By CIARAN MCGRATH PUBLISHED: 22:18, Tue, Sep 18, 2018 | UPDATED: 22:45, Tue, Sep 18, 2018
Yesterday witnessed 19 tremors, including one 30 miles east-southeast of the Solomon Islands with a magnitude of 5.8, the United States Geological Survey (USGS) reported. Another measuring 5.5 was recorded 31 miles east-northeast of Fiji’s Ndoi Island.
Ben van der Pluijm, a geologist at the University of Michigan, told Express.co.uk: “On a yearly basis we have roughly 1500 magnitude 5-5.9 earthquakes around the world.
“So far we are at roughly 1100 for 2018.”

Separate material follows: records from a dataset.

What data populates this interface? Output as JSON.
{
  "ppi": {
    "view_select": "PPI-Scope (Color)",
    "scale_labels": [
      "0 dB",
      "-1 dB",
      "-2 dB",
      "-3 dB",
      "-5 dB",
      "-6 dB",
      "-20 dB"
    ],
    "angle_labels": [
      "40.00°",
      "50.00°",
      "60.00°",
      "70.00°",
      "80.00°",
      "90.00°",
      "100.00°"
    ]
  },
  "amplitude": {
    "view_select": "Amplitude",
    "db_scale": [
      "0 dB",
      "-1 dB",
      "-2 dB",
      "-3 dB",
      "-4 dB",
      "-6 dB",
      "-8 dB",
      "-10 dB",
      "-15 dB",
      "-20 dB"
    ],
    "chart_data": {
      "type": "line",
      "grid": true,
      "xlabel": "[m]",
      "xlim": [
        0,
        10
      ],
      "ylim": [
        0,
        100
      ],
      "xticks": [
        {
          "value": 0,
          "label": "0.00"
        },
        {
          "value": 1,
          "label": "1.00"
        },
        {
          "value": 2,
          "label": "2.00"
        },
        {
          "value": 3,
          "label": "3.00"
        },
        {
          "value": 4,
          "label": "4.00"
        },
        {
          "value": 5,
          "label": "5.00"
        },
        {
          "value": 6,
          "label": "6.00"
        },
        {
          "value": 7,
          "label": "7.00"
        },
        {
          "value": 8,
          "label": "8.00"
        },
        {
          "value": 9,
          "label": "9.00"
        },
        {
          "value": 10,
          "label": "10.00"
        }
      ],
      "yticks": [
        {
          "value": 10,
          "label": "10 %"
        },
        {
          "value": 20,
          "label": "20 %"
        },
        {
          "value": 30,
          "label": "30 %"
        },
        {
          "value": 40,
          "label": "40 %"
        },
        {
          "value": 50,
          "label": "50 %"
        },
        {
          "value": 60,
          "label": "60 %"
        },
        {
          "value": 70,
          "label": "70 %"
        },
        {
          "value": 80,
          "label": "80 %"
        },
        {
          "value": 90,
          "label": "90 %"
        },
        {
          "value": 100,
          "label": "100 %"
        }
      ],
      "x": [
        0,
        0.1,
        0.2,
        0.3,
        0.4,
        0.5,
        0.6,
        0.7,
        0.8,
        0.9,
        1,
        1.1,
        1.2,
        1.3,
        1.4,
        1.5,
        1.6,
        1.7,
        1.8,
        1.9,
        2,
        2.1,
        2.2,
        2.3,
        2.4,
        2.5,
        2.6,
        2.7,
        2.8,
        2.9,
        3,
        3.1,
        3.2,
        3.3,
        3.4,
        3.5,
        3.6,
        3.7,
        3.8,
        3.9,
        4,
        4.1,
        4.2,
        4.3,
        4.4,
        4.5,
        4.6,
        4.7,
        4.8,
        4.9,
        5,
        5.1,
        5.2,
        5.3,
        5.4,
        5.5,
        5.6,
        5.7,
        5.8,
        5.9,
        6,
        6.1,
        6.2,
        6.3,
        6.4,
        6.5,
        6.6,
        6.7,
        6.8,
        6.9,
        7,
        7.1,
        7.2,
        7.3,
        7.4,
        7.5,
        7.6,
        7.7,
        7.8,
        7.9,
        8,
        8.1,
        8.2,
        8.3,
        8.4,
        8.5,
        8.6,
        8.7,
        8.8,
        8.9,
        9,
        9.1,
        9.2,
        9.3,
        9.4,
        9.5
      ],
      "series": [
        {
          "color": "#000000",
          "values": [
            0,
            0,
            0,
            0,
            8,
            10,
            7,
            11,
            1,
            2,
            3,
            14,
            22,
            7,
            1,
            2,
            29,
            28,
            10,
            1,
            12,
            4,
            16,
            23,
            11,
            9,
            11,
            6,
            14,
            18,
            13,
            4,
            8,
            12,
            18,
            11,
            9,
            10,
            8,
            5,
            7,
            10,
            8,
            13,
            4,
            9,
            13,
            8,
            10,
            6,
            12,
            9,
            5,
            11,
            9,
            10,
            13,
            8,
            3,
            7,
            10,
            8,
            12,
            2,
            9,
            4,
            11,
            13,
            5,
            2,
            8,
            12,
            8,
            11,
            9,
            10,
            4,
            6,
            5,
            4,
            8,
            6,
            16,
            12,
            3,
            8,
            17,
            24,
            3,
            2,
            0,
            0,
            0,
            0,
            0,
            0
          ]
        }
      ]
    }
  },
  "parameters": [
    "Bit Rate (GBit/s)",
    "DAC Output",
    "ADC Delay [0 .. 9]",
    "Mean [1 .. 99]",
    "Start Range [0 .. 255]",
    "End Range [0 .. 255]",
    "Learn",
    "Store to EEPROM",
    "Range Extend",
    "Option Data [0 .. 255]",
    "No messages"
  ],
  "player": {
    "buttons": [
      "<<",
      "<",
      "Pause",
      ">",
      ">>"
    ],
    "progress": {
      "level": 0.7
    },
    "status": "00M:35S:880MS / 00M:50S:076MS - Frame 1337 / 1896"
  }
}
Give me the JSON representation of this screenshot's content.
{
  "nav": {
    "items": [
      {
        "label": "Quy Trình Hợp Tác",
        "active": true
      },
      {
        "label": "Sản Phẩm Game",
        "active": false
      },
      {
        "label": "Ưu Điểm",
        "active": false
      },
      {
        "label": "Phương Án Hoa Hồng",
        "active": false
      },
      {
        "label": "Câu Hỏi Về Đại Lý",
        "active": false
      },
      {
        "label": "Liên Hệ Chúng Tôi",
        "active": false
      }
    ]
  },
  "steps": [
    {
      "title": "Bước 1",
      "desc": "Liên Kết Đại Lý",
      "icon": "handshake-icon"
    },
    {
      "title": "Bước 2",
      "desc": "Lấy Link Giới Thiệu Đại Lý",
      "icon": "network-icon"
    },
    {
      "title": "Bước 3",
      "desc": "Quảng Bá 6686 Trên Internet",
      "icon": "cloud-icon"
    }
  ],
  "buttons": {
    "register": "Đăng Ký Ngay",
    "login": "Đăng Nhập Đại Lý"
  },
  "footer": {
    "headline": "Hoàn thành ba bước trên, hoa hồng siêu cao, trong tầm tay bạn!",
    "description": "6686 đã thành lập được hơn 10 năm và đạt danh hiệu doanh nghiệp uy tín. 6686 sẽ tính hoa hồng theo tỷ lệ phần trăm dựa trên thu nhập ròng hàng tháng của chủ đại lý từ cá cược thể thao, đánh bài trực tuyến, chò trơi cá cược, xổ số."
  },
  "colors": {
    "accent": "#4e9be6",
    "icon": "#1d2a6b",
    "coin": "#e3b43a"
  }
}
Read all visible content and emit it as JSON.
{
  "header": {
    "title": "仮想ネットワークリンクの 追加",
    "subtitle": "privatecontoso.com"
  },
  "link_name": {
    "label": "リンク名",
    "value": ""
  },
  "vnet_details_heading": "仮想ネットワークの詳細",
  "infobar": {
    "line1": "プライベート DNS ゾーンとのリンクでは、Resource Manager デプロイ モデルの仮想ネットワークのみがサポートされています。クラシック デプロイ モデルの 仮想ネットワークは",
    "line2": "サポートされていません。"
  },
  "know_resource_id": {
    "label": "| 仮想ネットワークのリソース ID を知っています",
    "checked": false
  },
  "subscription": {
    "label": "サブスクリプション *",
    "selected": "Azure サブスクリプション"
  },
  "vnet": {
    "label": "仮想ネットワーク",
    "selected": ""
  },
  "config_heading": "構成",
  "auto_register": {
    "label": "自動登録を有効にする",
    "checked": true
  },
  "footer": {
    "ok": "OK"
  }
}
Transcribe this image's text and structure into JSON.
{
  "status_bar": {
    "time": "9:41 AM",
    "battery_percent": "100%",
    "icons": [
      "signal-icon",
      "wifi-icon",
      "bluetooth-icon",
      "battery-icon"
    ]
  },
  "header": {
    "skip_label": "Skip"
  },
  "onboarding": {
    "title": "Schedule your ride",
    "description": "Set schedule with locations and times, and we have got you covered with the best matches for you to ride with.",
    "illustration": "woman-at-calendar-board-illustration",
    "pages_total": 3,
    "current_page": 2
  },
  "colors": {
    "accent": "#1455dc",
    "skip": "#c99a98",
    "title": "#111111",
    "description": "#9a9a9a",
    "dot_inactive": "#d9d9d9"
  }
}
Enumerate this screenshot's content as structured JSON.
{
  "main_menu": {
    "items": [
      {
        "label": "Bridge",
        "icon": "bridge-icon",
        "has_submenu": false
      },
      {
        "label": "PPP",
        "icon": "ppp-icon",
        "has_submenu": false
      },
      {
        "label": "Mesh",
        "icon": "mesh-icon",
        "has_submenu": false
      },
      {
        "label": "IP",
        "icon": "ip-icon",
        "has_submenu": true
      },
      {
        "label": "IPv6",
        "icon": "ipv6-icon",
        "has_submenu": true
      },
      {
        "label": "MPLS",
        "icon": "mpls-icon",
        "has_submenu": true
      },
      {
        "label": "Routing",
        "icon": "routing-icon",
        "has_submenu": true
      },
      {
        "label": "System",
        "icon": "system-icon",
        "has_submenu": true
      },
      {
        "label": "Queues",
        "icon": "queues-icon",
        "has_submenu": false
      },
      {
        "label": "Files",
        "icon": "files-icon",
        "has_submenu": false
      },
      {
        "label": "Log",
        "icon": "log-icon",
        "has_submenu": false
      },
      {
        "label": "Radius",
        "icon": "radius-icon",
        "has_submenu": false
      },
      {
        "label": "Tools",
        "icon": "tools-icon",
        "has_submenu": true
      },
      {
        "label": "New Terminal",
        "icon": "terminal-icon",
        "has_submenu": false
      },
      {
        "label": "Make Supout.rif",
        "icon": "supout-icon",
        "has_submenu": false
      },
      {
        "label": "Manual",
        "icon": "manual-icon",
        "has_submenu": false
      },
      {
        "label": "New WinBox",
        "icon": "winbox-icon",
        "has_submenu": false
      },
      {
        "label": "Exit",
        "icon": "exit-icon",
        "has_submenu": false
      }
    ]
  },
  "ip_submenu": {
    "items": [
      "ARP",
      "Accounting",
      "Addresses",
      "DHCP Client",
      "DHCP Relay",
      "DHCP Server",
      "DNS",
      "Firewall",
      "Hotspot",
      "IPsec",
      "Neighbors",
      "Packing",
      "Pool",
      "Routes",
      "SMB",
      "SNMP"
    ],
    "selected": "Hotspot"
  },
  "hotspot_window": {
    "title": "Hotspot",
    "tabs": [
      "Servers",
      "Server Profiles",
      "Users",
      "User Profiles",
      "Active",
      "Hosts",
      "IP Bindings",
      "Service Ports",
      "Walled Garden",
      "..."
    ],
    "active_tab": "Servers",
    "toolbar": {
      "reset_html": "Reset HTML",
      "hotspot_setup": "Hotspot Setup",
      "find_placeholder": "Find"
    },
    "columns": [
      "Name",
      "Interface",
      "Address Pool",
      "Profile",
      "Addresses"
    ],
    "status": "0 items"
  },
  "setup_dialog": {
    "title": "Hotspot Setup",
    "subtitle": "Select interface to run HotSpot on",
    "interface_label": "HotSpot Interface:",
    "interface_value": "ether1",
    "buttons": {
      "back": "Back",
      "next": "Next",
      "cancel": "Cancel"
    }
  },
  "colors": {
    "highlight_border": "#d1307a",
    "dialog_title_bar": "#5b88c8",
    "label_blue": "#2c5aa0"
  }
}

Mr van der Pluijm said it was important to keep recent events in context. He explained: “It’s worth remembering that one magnitude 6.5 earthquake releases the same amount of energy as 30 magnitude 5.5 earthquakes.
“So, having 20 magnitude 5.5 EQs is the same as having one magnitude 6.3.”
He said experts predicted in excess of 100 quakes per year in the 6 to 6.9 range, with the figure for 2018 currently standing at 75.
He added: “So from a tectonic energy standpoint, we are expecting a lot more earthquakes in the magnitude 5-7 range, and maybe half a dozen more magnitude 7-plus in 2018.” He said the activity was within normal range – but “in a very active and potentially dangerous region of tectonic activity”. The ring stretches a total of 25,000 miles from New Zealand to the tip of South America in a horseshoe shape which is characterised by high levels of seismic activity.
Towards the end of last month, 25 quakes were recorded in a 24-hour period, including one measuring 7.1 off the coast of New Caledonia in the South Pacific – vastly more powerful than anything seen yesterday. Speaking after those tremors, Mr van der Pluijm said: “The ring is a huge geological feature and the primary source of major earthquakes and volcanoes in the world.
“For example Japan is in the Ring of Fire and Japan is basically one giant volcano.”
In 2011, an earthquake measuring 9.1 off the coast of the Japanese island of Tohaku, the most powerful ever recorded in the country, resulted in the deaths of almost 16,000 A tsunami with waves of up to 133 metres travelled up to six miles inland. At the Fukushima Daichi Nuclear Power Plant, three reactors went into meltdown, with hundreds of thousands of people evacuated. The World Bank put the total cost of the damage at more than £180billion, meaning it was the most costly natural disaster in history.